O torna ad essere questo il terreno della sfida, a partire dal nodo della revisione dei Trattati, o è inevitabile il tonfo del progetto che ha cercato per 50 anni di coniugare pace e solidarietà sociale, come ci dice Stefano Fassina, perché l’euro rischia di presentarsi come la faccia naturale dell’austerity.
Con conseguenze non quantificabili in un Europa che vede consumarsi guerre ad est e a sud con una ripresa impressionante della stagione della deterrenza e della corsa agli armamenti.
Una sinistra che non ha paura anche di affrontare temi scomodi, di confine: penso alla battaglia che dobbiamo fare per inserire nel calendario una legge sul fine vita, sapendo che su questo magari non tutti siamo d’accordo, ma riconosciamo che sia giusto che il nostro Parlamento ne discuta e si orienti.

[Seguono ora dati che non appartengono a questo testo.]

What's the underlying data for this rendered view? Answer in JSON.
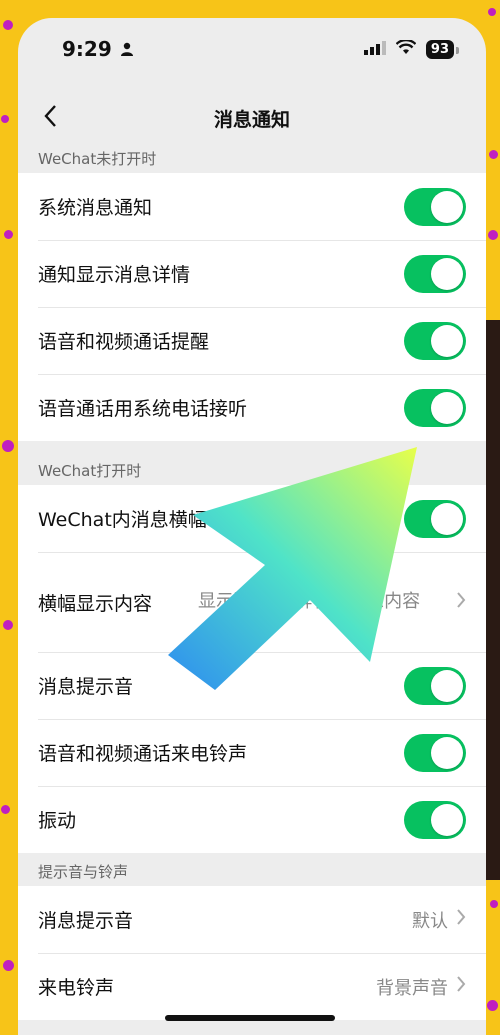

Perché avvertiamo il dovere morale di dare una risposta a chi ci chiede libertà di scelta per non finire nelle mani di qualche apprendista stregone della morte o fuggire in una clinica costosissima in Svizzera.
Viviamo in un paese strano: in una intercettazione famosa, senza alcuna rilevanza penale, il Premier conversando con un generale della Guardia di Finanza definiva Letta un incapace.

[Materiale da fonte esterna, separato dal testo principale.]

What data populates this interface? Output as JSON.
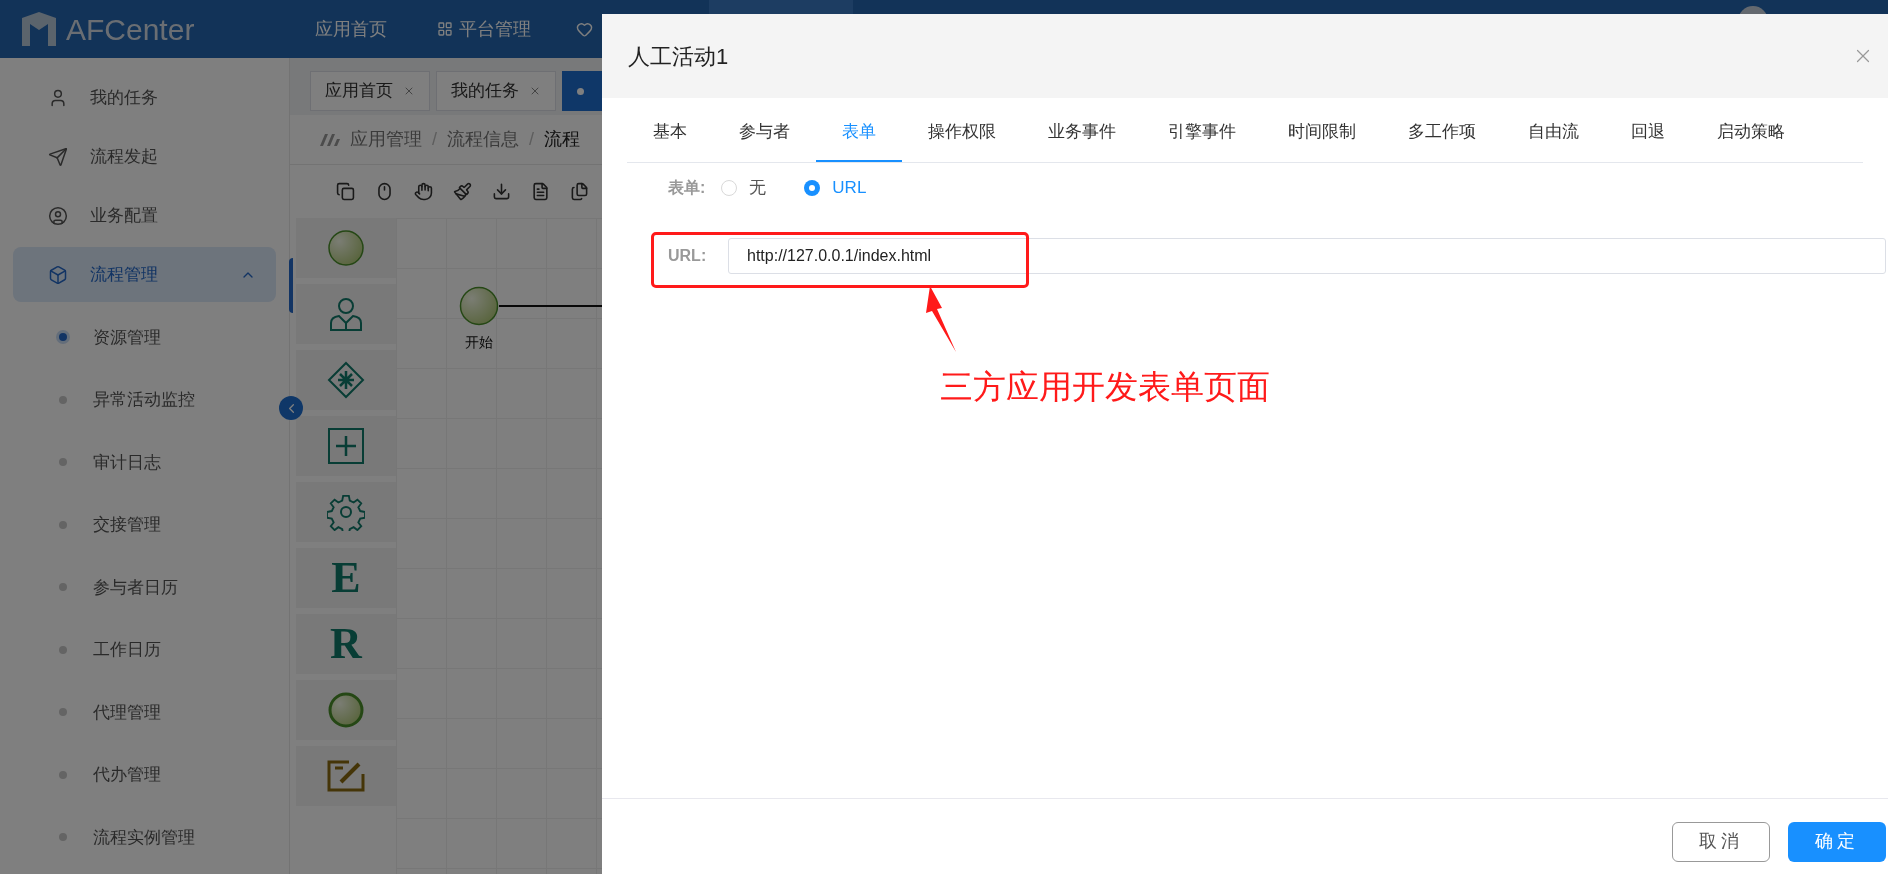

Non ho votato il Governo Letta – e non ne sono pentito – ma se oggi come è doveroso ci tocca fare un bilancio sui “capaci” che hanno sostituito gli “incapaci” qualche domanda me la pongo.
Se funziona il metodo del Fact Checking vedo che il debito come la disoccupazione vanno su. I problemi fondamentali stanno ancora tutti lì. Ieri il FMI ha detto “la ripresa c’è, ma la gelata occupazionale durerà 20 anni”. Insomma, l’operazione è riuscita, ma il paziente è morto.

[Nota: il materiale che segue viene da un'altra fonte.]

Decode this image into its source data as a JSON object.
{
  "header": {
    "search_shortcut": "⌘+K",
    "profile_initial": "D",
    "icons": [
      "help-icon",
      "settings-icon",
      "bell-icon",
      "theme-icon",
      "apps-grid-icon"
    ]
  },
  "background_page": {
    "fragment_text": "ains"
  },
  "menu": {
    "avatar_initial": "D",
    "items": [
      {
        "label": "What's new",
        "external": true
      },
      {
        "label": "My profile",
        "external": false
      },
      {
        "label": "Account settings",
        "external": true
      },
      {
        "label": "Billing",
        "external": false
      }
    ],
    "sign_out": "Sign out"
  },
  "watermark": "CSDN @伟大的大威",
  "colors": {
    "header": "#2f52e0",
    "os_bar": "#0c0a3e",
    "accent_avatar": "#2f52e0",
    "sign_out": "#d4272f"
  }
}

Ed alcuni temi su cui Renzi aveva sfidato quelli di prima – ad esempio il conflitto di interesse – giacciono nei fascicoli della Commissione Affari Costituzionali.
E i diritti civili, legge sulla cittadinanza in primis, vengono dopo, molto dopo la stretta sulle intercettazioni. Il ddl Cirinna’, largamente insufficiente, slitta ancora una volta a settembre, mentre va in scena la pantomima di un sottosegretario che fa lo sciopero della fame contro una parte della sua maggioranza. Sciopero interrotto grazie all’intervento palingenetico del Premier che, dopo aver indicato nel settembre dello scorso anno il mese dei diritti civili, ha spostato le lancette a fine anno. Poi chissà.
Intanto il sottosegretario ha ripreso a mangiare con nostro grande sollievo, e tutti vissero felici e contenti…
Dovremo fare questo lavoro, a partire dall’interlocuzione con i corpi intermedi, ma interpellando anche associazioni, movimenti, i comuni e le regioni.
Saremo sinistra di governo anche se dimostreremo di essere capaci di confrontarci con quelle istanze e produrre soluzioni realistiche e sperimentabili.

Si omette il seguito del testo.